Fred Wszolek

Labor Secretary Thomas Perez has given American businesses a short reprieve from a controversial proposed rule that, if promulgated, will restrict business’ ability to obtain legal counsel and other labor relations advice potentially leading to a dearth in labor counseling. Perez told an audience at the U.S. Chamber of Commerce last week that the new rule was “not going to happen” this November, as the Department of Labor had originally planned.

While the Department has received over 9,000 comments on its proposal and considering the negative impact it will have on American businesses, it surprisingly hasn’t received much media attention.

Presently, many companies retain the services of labor consultants, some of whom are attorneys, to help them navigate the labyrinth of American labor laws. These consultants are crucial for business because employers are focused on running their businesses and need labor consultants to assure their compliance with applicable laws. Employers especially turn to labor consultants amidst a union-organizing campaign.

In order to ensure that such consultants are not engaging in nefarious activities, Congress passed the Labor Management Reporting and Disclosure Act (LMRDA) in 1959. The LMRDA requires employers and their labor consultants to file extensive disclosure forms when the consultant communicates with employees in an effort to persuade them whether to exercise their right to organize and/or collectively bargain.

Notably, the LMRDA provides an “advice” exemption which since 1962 has been interpreted to exclude consultants who merely provide advice to the employer but have no direct contact with the employees. Such advice can include, for example, assistance with written material or a prepared speech, provided the employer, not the consultant, is acting as the “persuader.” This interpretation is fully consistent with the statute and is perfectly logical because the consultant is not actively engaged in directly attempting to influence an election or the employees’ views on unionization rather he is only providing advice to the employer who may or may not use it.

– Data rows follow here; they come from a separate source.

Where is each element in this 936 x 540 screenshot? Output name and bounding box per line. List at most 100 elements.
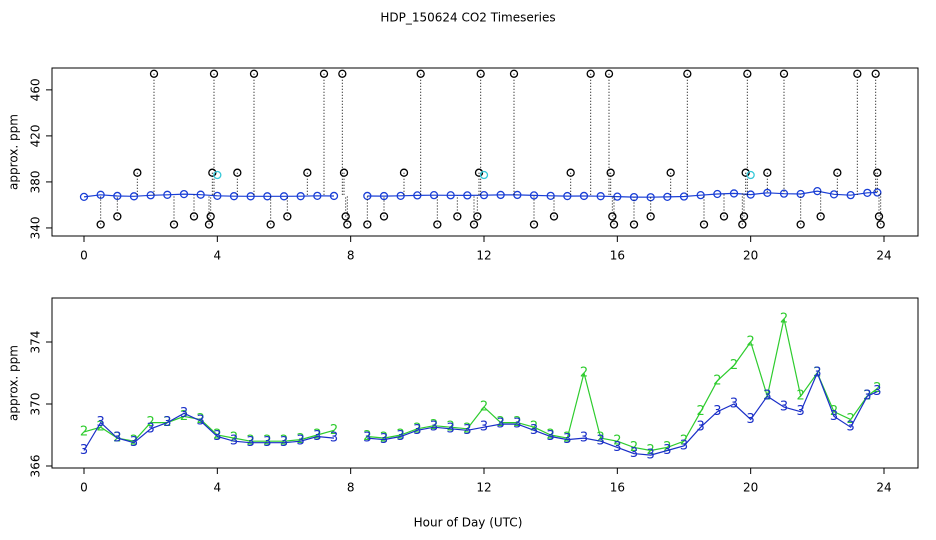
data-point — [113, 191, 122, 201]
data-marker: 3 — [313, 429, 321, 444]
data-point — [629, 192, 639, 202]
data-marker: 2 — [263, 434, 271, 449]
data-point — [549, 212, 559, 221]
data-point — [169, 220, 179, 229]
data-marker: 3 — [180, 406, 188, 421]
data-point — [846, 191, 855, 200]
data-marker: 3 — [547, 429, 555, 444]
x-tick-label: 8 — [347, 249, 355, 263]
data-point — [816, 212, 825, 221]
data-point — [246, 192, 255, 201]
data-point — [529, 191, 539, 200]
x-tick-label: 20 — [743, 249, 758, 263]
data-marker: 3 — [630, 446, 638, 461]
data-marker: 3 — [747, 412, 755, 427]
data-point — [476, 69, 485, 78]
data-marker: 2 — [330, 423, 338, 438]
data-point — [399, 168, 409, 177]
data-marker: 3 — [663, 443, 671, 458]
data-marker: 2 — [147, 415, 155, 430]
data-marker: 3 — [613, 440, 621, 455]
data-point — [196, 190, 205, 199]
data-point — [209, 69, 219, 78]
data-marker: 3 — [413, 423, 421, 438]
x-tick-label: 16 — [610, 249, 625, 263]
data-marker: 3 — [763, 389, 771, 404]
data-point — [463, 191, 472, 200]
data-point — [189, 212, 199, 221]
data-point — [739, 212, 749, 221]
data-point — [396, 191, 405, 200]
data-marker: 3 — [97, 415, 105, 430]
data-point — [379, 191, 389, 201]
data-marker: 2 — [380, 431, 388, 446]
data-point — [586, 69, 595, 78]
x-axis-label: Hour of Day (UTC) — [414, 516, 523, 530]
data-point — [779, 69, 789, 78]
data-marker: 3 — [780, 400, 788, 415]
x-tick-label: 4 — [214, 249, 222, 263]
y-tick-label: 380 — [29, 170, 43, 193]
data-marker: 2 — [480, 400, 488, 415]
data-point — [283, 212, 292, 221]
data-marker: 2 — [247, 434, 255, 449]
data-point — [876, 220, 885, 229]
y-tick-label: 460 — [29, 78, 43, 101]
y-tick-label: 366 — [29, 455, 43, 478]
data-point — [313, 191, 322, 200]
data-point — [563, 191, 572, 201]
data-marker: 2 — [597, 431, 605, 446]
data-marker: 3 — [280, 435, 288, 450]
data-point — [871, 69, 880, 78]
x-tick-label: 4 — [214, 481, 222, 495]
data-marker: 2 — [397, 427, 405, 442]
data-point — [446, 191, 455, 200]
data-marker: 2 — [730, 358, 738, 373]
data-point — [579, 191, 589, 201]
y-axis-label: approx. ppm — [7, 114, 21, 190]
x-tick-label: 20 — [743, 481, 758, 495]
data-point — [263, 192, 272, 201]
data-point — [606, 168, 615, 177]
data-point — [474, 168, 484, 177]
data-point — [679, 192, 689, 201]
chart-title: HDP_150624 CO2 Timeseries — [380, 11, 555, 25]
data-marker: 2 — [530, 420, 538, 435]
data-marker: 2 — [197, 412, 205, 427]
data-point — [746, 170, 755, 180]
x-tick-label: 24 — [876, 249, 891, 263]
data-point — [713, 189, 722, 199]
data-point — [341, 212, 350, 221]
data-point — [146, 191, 155, 200]
data-marker: 2 — [213, 427, 221, 442]
data-marker: 2 — [547, 427, 555, 442]
data-marker: 3 — [847, 420, 855, 435]
data-point — [429, 191, 439, 200]
data-point — [566, 168, 575, 177]
data-marker: 2 — [447, 420, 455, 435]
data-point — [479, 170, 489, 180]
data-point — [233, 168, 242, 177]
plot-frame — [51, 67, 919, 237]
data-point — [266, 220, 275, 229]
y-tick-label: 340 — [29, 216, 43, 239]
data-marker: 3 — [463, 423, 471, 438]
series-line — [83, 318, 878, 452]
data-marker: 2 — [563, 431, 571, 446]
data-marker: 2 — [780, 311, 788, 326]
data-point — [279, 192, 289, 201]
data-point — [738, 220, 747, 229]
data-point — [213, 191, 222, 200]
data-point — [546, 191, 555, 200]
data-point — [729, 189, 739, 198]
data-marker: 2 — [497, 415, 505, 430]
data-point — [473, 212, 482, 221]
data-point — [741, 168, 750, 177]
data-point — [646, 212, 655, 221]
data-point — [149, 69, 159, 78]
data-point — [833, 168, 842, 177]
data-marker: 3 — [497, 417, 505, 432]
data-point — [779, 189, 789, 198]
data-marker: 3 — [397, 429, 405, 444]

However, under the proposed Department of Labor regulation, that exemption would be virtually nullified. The termination of this exemption threatens to impose a heavy regulatory burden on businesses and law firms and disadvantage employers when unions are attempting to organize their employees. At a time when the federal government’s focus should be on creating an environment conducive to job creation, it is instead unnecessarily expanding disclosure requirements to make union organizing easier.

First and foremost, employers’ ability to retain the services of legal counsel will be severely restricted. The proposed regulation requires businesses and the attorneys they hire for labor advice to disclose the existence of the relationship, the nature of the services being provided and the tasks performed. In addition, the attorney and his firm will be forced to disclose not only the legal fees paid by the employer being provided the advice, but by all of the firm’s employer clients who are being provided “labor relations advice and services.” Many, if not most, lawyers and law firms will rightfully be hesitant to release such confidential attorney-client information and will forego providing advice to employers to avoid having to do so. This means that employees will not receive information on the benefits and drawbacks of unionization, ultimately leading to decisions being made on woefully inadequate knowledge.

Under the proposed rule, all the labor relations advice and services a law firm does for a client could end up in a publicly available report to the government. This disclosure of confidential information upends the attorney-client relationship and has raised eyebrows across the legal community, culminating with the American Bar Association expressing its “serious” concerns over the proposed regulation.

But the most important aspect of this story is that the Department of Labor is putting obstacles in front of business owners who are simply seeking advice on labor issues so they can comply with complex laws. If America wants to get its economy back on track, then adding excessive and unnecessary regulations on American employers seems like an illogical step. We can only hope that the Labor Department will exercise common sense and any rule change will radically differ from the one proposed in June 2011.


Fred Wszolek

Fred Wszolek is a spokesman for the Workforce Fairness Institute (WFI).